Relation extraction from the biomedical literature is an essential task for building a biomedical knowledge graph, which can provide useful and structured information for the healthcare research community. The methods used for this task can be categorized into four groups: (1) rule-based methods [4, 5]; (2) supervised methods [6, 7]; (3) unsupervised [8]; and (4) minimally supervised methods (semisupervised [9] and weakly supervised are its examples). Although rule-based and supervised methods can achieve high accuracy results, the first is considered nowadays old fashioned because of the enormous effort spent in hand-crafting rules, while the second is expensive in matters of time and cost spent in labelling data mainly in the biomedical field. Therefore, recent work on relation extraction focused on using minimal supervision methods to tackle the biomedical relation extraction task to minimize the human intervention and, as a result, reduce the cost and time of labelling along with human error.
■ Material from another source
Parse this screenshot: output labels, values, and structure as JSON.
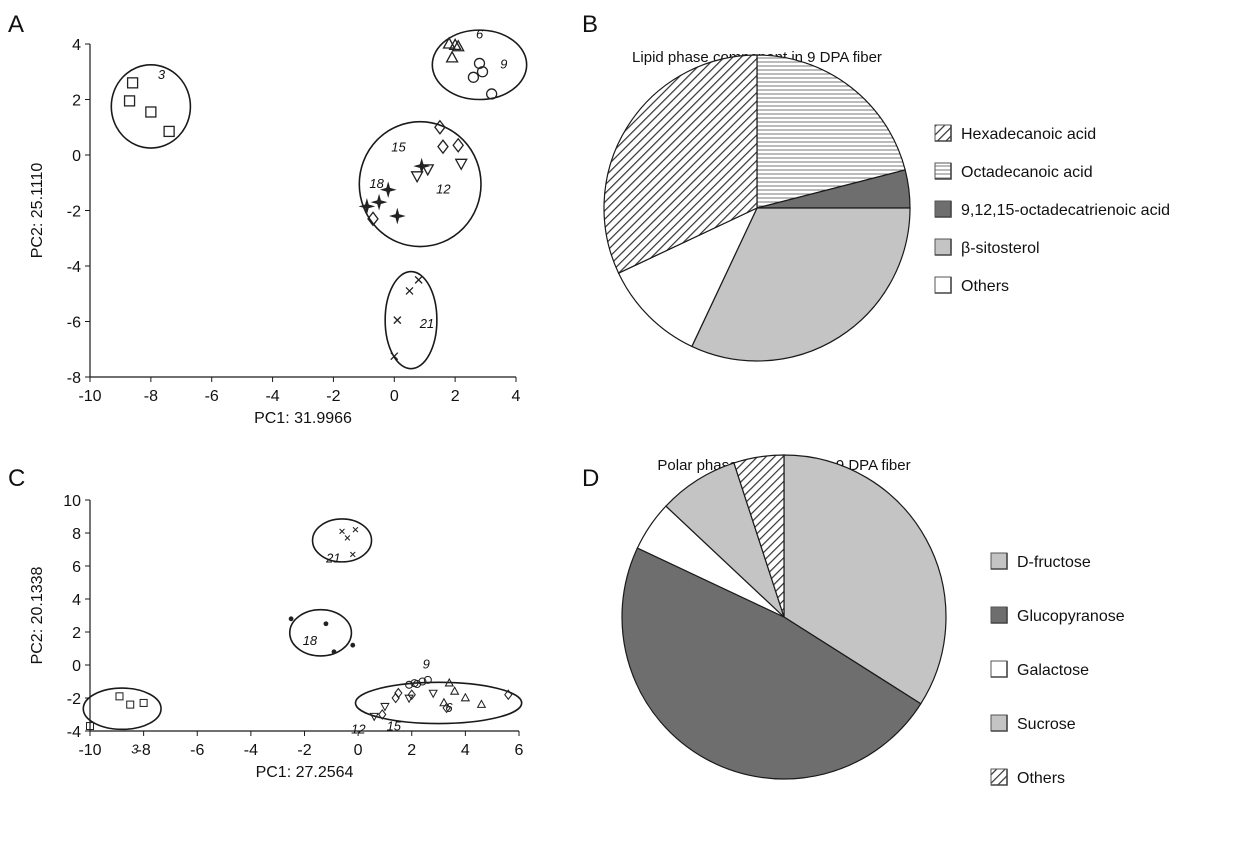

Distant supervision is one of those promising approaches that aim to do all that while keeping good performance.

Much work has been done for RE featuring Distant Supervised Learning, mainly for general-domain data. Readers can refer to [10] for a detailed review of methods, knowledge bases, and dataset used for general-domain RE using distant supervision with a mention of some work done for the biomedical domain, besides metrics of evaluation used for this task which will not be covered in this paper. For biomedical RE, Zhou et al. [11] presented work conducted prior to 2014 regarding binary and complex biomedical RE. To the best of our knowledge, there has been no work surveying biomedical relation extraction using distant supervision. This paper targets the literature addressing the subject of biomedical RE in a distant supervised setting.

The main contributions of this work are as follows:(i)It overviews the topic of biomedical RE using DS in a simple, comprehensible format providing a generalized architecture(ii)It presents a review of papers addressing the subject of using distant supervision for biomedical relation extraction and discusses the methods used regarding this topic and which datasets were implied in the experiments(iii)It identifies the limitations of those methods and proposes some solutions(iv)This work can be considered as a reference for beginners aiming to indulge in the subject of Distant Supervision for biomedical RE

1.1. Selection of Papers

The papers in this work were selected after performing a search in four different relevant sources of research papers (Scopus, Web of Science, IEEE Xplore Digital Library, and ACM Digital Library). All the years were included in the search query. After getting the results of each query in each of the four libraries, they were filtered according to the scope of this paper, and then the duplicates were eliminated. The final set of papers is listed in Table 1. Figure 1 shows the propagation of published papers about biomedical relation extraction using distant learning through the years. It is observed that the number of publications regarding biomedical RE using distant learning is increasing since 2017, which shows somehow the need for distant learning in biomedical text mining and information extraction wise.

The remaining part of the paper is as follows: an overview of Distant Supervised Learning for RE is given in Section 2. In Section 3, the authors discussed the research done in biomedical relation extraction using distant supervision. Section 4 provides insight into possible limitations of presented literature and future challenges and directions. Finally, Section 5 concludes the paper.

2. Distant Supervised Learning for Relation Extraction

Distant supervision (DS) is an alternative way to generate labelled data automatically while making use of an available knowledge base (KB) [20], which can be general- or specific-domain KB to extract seed examples that will be used to train the model. Distant supervision allows the generation of an extensive training set with a minimum effort.

DS has been used for the task of relation extraction (RE) and was introduced first by Mintz et al. [24], who used it to create a large dataset for Freebase RE. In their work, the authors assumed that any sentence featuring a pair of entities that corresponds to a knowledge base entry is more likely to express a relation between those entities. Since most of the papers tackling the topic of relation extraction using distant supervision were inspired by Mintz et al.’s work, a generalized architecture of their method is presented in Figure 2.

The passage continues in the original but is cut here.